ESCO and InnoEnergy Skills Institute have already defined the green jobs and the skills needed to perform them. National systems should adopt these profiles to guide the design of vocational programmes, apprenticeships, and modular certifications so that training links directly to fundamental roles.


Increase Green Intensity Across All Occupations


Rather than focusing only on new jobs, governments and employers should raise the green content of current roles. Embedding sustainability principles into technical education and professional development across sectors upgrades today’s jobs and opens doors for more people.


Target Investment Toward High-Risk, High-Potential Regions


EU and national funding should focus on areas with strong potential for green job creation and high vulnerability to disruption. Pair investment with retraining, workforce mobility, and clean-technology innovation to convert projects into lasting employment.


Improve Labour Market Intelligence to Anticipate Bottlenecks


Use real-time job-posting analytics and employer surveys to identify where skills gaps are forming. Faster insight allows faster responses and better coordination between training and demand.

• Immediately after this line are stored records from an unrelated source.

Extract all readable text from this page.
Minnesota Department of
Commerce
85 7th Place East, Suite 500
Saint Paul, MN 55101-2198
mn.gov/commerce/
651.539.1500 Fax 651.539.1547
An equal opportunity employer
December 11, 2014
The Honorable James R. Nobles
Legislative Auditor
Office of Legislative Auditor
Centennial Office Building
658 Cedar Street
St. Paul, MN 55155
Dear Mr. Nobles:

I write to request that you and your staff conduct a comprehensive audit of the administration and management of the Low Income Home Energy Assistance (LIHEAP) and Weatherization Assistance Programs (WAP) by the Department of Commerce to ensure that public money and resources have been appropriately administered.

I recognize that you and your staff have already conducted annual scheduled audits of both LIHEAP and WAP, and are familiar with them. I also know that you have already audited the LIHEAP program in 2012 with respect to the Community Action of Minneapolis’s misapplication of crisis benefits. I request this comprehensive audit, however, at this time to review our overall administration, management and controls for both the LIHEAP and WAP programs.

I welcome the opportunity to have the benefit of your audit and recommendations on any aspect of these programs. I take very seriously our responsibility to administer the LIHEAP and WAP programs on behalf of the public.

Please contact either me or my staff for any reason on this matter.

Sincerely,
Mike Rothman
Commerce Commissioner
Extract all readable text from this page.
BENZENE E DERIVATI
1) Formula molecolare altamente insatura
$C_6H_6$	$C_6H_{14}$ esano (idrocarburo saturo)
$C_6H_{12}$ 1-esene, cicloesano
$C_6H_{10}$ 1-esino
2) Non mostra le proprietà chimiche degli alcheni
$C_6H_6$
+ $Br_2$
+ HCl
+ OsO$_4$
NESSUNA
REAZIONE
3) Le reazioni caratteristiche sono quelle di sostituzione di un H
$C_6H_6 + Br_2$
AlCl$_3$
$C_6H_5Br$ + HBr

Ensure the Transition Is Fair, Inclusive, and Workable


A just transition is not just about climate targets. It is about economic stability and credibility. Displaced workers should have access to high-quality retraining, decent wages, and future-oriented career paths, turning disruption into opportunity.


Looking forward


Europe is not starting from zero. It has a strong base of transferable skills, clear demand signals and proven frameworks. The work now is to connect them by raising the green content of current jobs, scaling upskilling solutions that travel across clean tech value chains, and anchoring training in real, funded projects.

By doing this, workers gain mobility and progression. Employers will fill roles faster. And Europe can build the clean energy workforce it needs, and one that creates jobs that last.